Quality Strategy

The Centers for Medicare & Medicaid Services (CMS) requires in 42 CFR §438.340, each state contracting with a managed care organization (MCO) to draft and implement a written quality strategy for assessing and improving the quality of health care and services furnished by the MCO.  At least every three years, Texas must review and update its quality strategy. The results of the review must be made available to the public, and the updated strategy must be submitted to the CMS. The quality strategy is reviewed each year by the External Quality Review Organization in its Annual Technical Report.

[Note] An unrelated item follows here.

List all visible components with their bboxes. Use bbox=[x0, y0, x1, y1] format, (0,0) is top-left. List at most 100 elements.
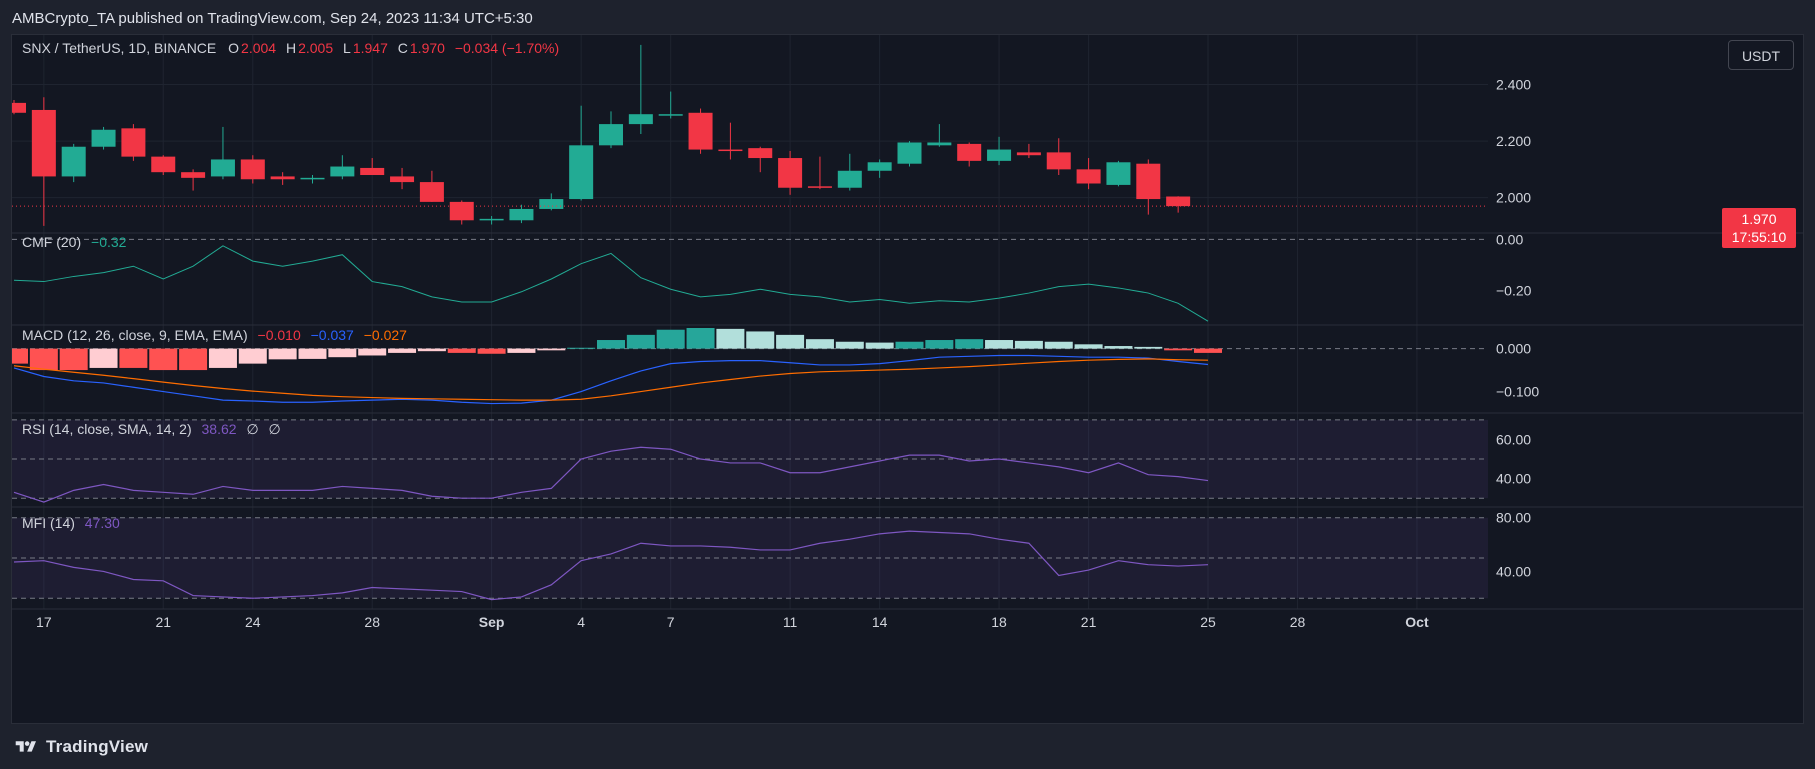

HHSC uses its Managed Care Quality Strategy to assess and improve the quality of health care and services provided through the managed care system, prioritizing the following goals:

  • Promoting optimal health for Texans
  • Strengthening person and family engagement as partners in their care
  • Keeping patients free from harm
  • Providing the right care in the right place at the right time
  • Promoting effective practices for people with chronic, complex, and serious conditions 
  • Attracting and retaining high-performing Medicaid providers, including medical, behavioral health, dental, and long-term services and supports providers

Transforming Medicaid and the Children’s Health Insurance Program into a value-based system is a long-term endeavor involving many decisions and coordinated actions by HHSC programs and stakeholders. HHSC constantly works to make sure people get better healthcare and stay healthy, all while keeping the costs under control.

The most recent Texas Managed Care Quality Strategy (PDF) was submitted to CMS in September 2021.

HHSC will submit an updated Texas Managed Care Strategy to CMS in September 2024.